Decided on November 26,1949

Ramchandra Kasturchand Appellant
Daulat Durga And Others Respondents


Rege, J. - (1.)HOUSE Nos. 42 and 43 on the Municipal Office Road, were attached in execution of their decrees by three individual -creditors. The appellant Ramchandra objected to the attachment in each case but all the objections were dismissed. He therefore, filed three separate Baits under the provisions of O. 21. R. 63, Civil P.C., for a declaration of his title to the property by virtue of a sale by Dhanna on 30 -8 -1940 evidenced by the sale -deed Ex. P -1.
(2.)THE contesting defendants denied the sale and its validity in general terms and the judgment -debtor remained absent. The suits were tried by Mr. Ramsingh, 2nd Additional Munsiff, Indore. The plaintiff -appellant succeeded in two of them (NO. 492/44 and 281/1944) against the attaching creditors, Daulat Durga Lodha and Nathulal Narsingh Mali but failed in suit No. 486/1942 against the Sarvajnik Sahakari Saustha and Banwarilal. The unsuccessful parties appealed to the learned District Judge, Indore who upheld the dismissal in suit No. 456/1942, and reversing the decrees in the other two cases, and dismissed the plaintiff's suit. The plaintiff has filed three separate appeals, but as counsel agree that the same questions of law and material facts arise in all the cases this judgment will dispose of and govern all of them. It was first contended that on proof of the execution of the sale deed, the onus should have been put on the contesting defendants to prove circumstances vitiating the transaction. It is accepted principle of law that a party must prove his own case and suits under O. 21, R. 68 are no exception. To prove a sale where a third party contests it there must be proof of the existence in the vendor of the title the sale -deed purports to convey; and there must also be proof of consideration and as observed in Jamaher v. Askaran,, 30 I.C. 855 : (A.I.R. 1916 Cal. 666) it is not enough for the plaintiff to rely on the innocent appearance of the deed but he must further prove that the deed is as good as it looks. A similar view has been taken in Appathurai V. Vellayan Chettiar, : 55 Mad. 748: (A.I.R. 1932 Mad. (302), wherein the learned Judges observed on the burden of proof :
If the plaintiff produces his deed, and swears that it is genuine and far full consideration, and the defendant has nothing to say to the contrary, the plaintiff will succeed and where the burden of the plaintiff is so light that it is scarcely worth arguing whether it is mote correct to say that the burden is originally upon the defendant, or upon the plaintiff. But where the defendant has something substantial to say to the contrary the real burden must in inevitably fall upon the plaintiff to establish the right which he claims.
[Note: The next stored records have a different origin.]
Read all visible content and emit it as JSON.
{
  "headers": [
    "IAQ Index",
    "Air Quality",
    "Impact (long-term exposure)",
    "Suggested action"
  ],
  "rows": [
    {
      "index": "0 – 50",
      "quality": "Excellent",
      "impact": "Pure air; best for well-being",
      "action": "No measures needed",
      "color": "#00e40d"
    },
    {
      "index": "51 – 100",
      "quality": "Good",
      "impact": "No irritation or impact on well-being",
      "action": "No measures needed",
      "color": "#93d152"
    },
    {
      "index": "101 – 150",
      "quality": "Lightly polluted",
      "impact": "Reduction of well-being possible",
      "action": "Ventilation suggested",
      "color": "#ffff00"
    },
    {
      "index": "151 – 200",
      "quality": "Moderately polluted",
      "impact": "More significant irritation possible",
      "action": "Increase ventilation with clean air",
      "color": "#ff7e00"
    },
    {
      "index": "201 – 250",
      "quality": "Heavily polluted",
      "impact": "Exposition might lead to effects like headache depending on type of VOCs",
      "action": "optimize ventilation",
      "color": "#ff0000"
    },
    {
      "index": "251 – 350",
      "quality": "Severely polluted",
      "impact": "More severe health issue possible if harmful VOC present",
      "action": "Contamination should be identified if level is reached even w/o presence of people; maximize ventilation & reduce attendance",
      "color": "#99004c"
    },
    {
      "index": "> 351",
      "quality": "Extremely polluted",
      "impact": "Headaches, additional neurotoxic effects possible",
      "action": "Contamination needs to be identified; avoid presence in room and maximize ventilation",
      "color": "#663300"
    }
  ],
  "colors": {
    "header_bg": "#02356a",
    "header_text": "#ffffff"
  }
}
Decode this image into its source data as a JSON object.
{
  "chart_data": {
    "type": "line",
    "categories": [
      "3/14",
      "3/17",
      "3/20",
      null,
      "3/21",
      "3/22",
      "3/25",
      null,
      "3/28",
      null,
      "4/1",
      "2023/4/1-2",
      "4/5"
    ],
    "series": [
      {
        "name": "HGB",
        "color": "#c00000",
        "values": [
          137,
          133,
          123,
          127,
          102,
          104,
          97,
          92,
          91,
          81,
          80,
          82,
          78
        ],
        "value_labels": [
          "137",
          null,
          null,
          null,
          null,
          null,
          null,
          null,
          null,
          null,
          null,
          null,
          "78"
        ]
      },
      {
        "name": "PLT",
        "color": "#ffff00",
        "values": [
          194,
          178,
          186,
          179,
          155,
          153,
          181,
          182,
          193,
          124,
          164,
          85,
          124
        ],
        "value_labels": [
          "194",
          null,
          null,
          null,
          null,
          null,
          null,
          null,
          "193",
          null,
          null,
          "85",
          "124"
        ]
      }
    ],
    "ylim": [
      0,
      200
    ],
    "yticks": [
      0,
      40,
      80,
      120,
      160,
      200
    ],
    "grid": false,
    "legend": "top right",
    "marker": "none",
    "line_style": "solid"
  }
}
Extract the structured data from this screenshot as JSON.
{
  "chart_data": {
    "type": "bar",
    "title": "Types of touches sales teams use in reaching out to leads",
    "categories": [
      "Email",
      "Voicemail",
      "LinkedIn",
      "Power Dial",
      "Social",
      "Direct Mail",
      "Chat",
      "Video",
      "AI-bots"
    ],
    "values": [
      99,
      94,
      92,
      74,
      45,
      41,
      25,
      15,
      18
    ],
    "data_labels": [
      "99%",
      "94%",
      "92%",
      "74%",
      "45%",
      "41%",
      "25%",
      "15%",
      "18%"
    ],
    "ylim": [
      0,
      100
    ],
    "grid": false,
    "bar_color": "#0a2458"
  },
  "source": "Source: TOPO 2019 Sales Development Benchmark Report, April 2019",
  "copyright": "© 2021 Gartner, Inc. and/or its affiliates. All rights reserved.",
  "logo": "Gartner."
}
The appellant's learned counsel contended on the authority of V.E.A.R.M. Firm v. Maung Ba, : A.I.R. 1927 P.C. 237 : (5 Rang. 852), that proof of the execution of the sale -deed shifted the onus on the defendants; but I do not think such a principle could be deduced from the decision. In that case a sale -deed which purported to be for a consideration of Rs. 20,000 was the basis of the plaintiff's title and receipt by the vendor of Rs. 17,000 had been proved beyond doubt; and what their Lordships held was that it was in the circumstances for the party questioning the sale to prove fraud inter alia by showing the utter inadequacy of consideration for the sale. The onus in a suit under O. 21, R. 63 came up for consideration of the Privy Council in the case of Mohommad Ali v. Mt. Bismilla Begam, : A.I.R. 1930 P.C. 255 : (128 I.C. 647 ) and their Lordships held :

Under O. 21, R. 63, the decision in the said claim proceedings was final subject to the result of this suit which the plaintiff instituted for a declaration that the deeds are valid and that the said properties are not liable to be attached in execution of the decree of the appellant. In their Lordships opinion she is not entitled to this declaration unless the establishes to their satisfaction that the deeds in question were bona fide and were intended by defendant 2 to pass the beneficial interest in the premises in favour of the mutawali of the wakf and the plaintiff respectively.

(3.)THE principle was affirmed in Anna Mali Chettiar v. Ramnathan Chettiar,, A.I.R. 1947 P.C. 98 :, (1947) 2 M.L.J. 54) wherein it was held that where the plaintiff in a suit under O. 21, R. 63, Civil P.C., proves prima facie that the consideration as stated in the sale -deed had passed the burden shifts to the other party to prove the contrary.